The upshot is that 24/7, always-on crowdsourcing sites are thriving. PatientsLikeMe is essentially a health data-sharing site, and its 300,000-plus members share symptoms and treatments on 2,300-plus conditions. The service is free, and the company sells data on diseases to partners such as pharmaceutical companies or medical device makers.

Ben Heywood, co-founder of PatientsLikeMe, said that his site helps patients better manage the effects of chronic illnesses like Parkinson's. "There are a lot of disease unknowns, and this is the best way to manage them," said Heywood, who helped found the site over 10 years ago after his own brother was diagnosed with ALS and the family began searching the world for new ideas. "Patients can go online to find answers and get better outcomes." Controlling cost is one motivator, he added.

CrowdMed, which was launched in 2013, ups the crowdsourcing ante even more. Patients can submit their cases to thousands of registered "medical detectives," such as doctors and other health-care professionals, who help solve them, said Jared Heyman, CEO of CrowdMed. As the detectives make successful diagnoses, they climb higher in the site's reputation system.

Patients pay between $99 and $199 per month to get entry to these detectives. A shortlist of top diagnoses is eventually generated that can be taken to a doctor. Already, 800 cases have been successfully resolved.

"We target patients with misdiagnosed medical conditions," said Heyman, adding that the most common one is Lyme disease. "There are over 7,000 known medical conditions, and no one doctor can know them all," Heyman said. He claims that crowds of people are needed to solve these difficult problems.

Not a cure-all

No one sees crowdfunded medical solutions as a substitute for doctors' advice, though.

And there are other concerns, too. Dr. Armstrong worries that crowdfunded medical information may not be accurate or mainstream enough. "Wrong information can get out there and be used by people who aren't deeply trained," he said. So Dr.
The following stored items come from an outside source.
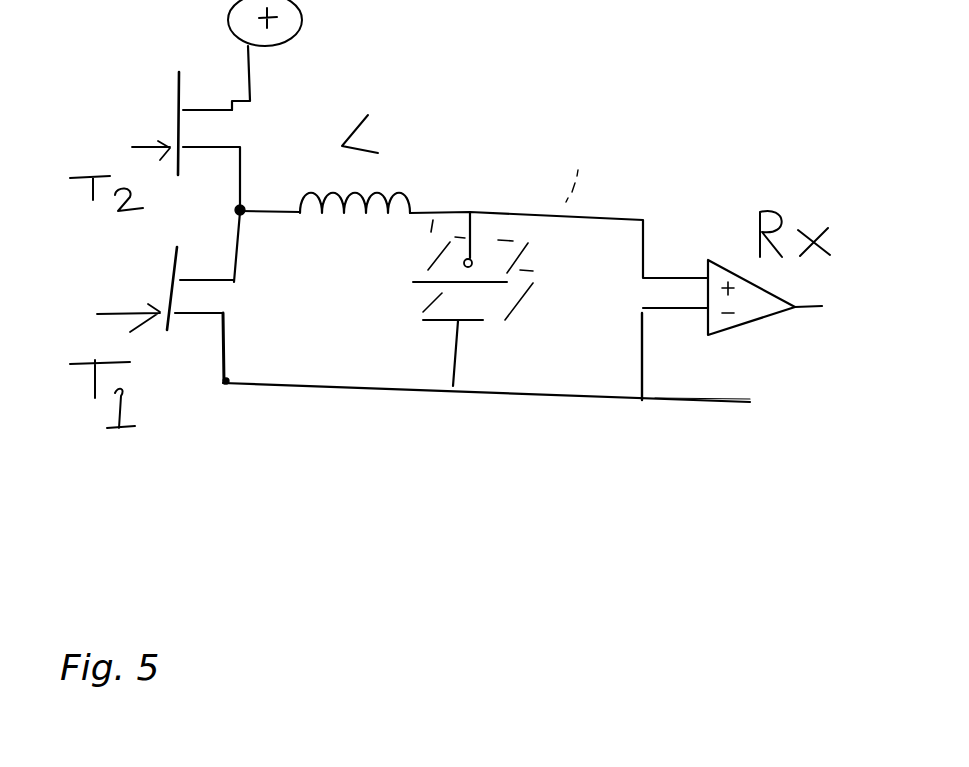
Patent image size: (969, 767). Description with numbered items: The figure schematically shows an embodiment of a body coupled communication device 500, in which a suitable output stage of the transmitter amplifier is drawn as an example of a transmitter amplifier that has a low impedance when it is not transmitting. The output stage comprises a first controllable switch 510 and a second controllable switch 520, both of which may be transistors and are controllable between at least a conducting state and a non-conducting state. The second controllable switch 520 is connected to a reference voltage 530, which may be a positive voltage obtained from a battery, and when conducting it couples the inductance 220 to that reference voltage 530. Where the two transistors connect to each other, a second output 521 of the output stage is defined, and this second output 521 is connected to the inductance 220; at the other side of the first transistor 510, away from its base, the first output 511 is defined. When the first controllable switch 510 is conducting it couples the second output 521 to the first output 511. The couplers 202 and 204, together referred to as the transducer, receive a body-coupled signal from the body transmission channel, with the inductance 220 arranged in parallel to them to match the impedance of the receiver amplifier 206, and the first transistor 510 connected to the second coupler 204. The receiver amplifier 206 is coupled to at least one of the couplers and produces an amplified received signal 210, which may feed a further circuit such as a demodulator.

The body coupled communication device 500 is at (790, 119).
The first controllable switch 510 is at (165, 289).
The first output 511 is at (254, 348).
The second controllable switch 520 is at (176, 141).
The second output 521 is at (267, 228).
The reference voltage 530 is at (290, 55).
The inductance 220 is at (364, 193).
The coupler 202 is at (445, 272).
The coupler 204 is at (445, 320).
The receiver amplifier 206 is at (719, 283).
The amplified received signal 210 is at (805, 312).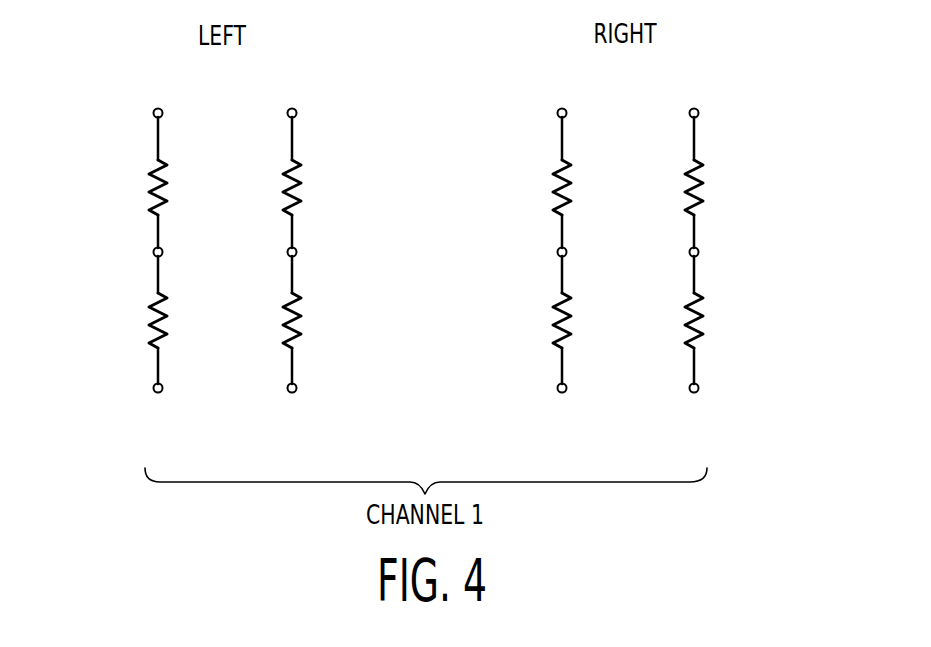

Armstrong is on the medical advisory board of SERMO, a social network for more than 300,000 doctors to exchange medical information.

Lightman also worries about misinformation. "What happens if you get a wrong diagnosis?" he said. "Would you trust the crowd or go right to a specialist? Thinking that a website can cure everything is a fallacy. But it will get you further down the medical path."

Lightman also worries that patients may be forfeiting their privacy rights when using crowdfunding sites. So he suggests noting a site's privacy policy. Protections should include information on how the patient data is being used and stored, he said. And a user's personal information, such as email or address, shouldn't be able to be tied back to their identity.

Ultimately, Lightman believes crowdsourcing medical solutions is good for consumers. "Putting people and the medical community together will be a boon for research," he said. "And we're also at the very beginning of citizen science."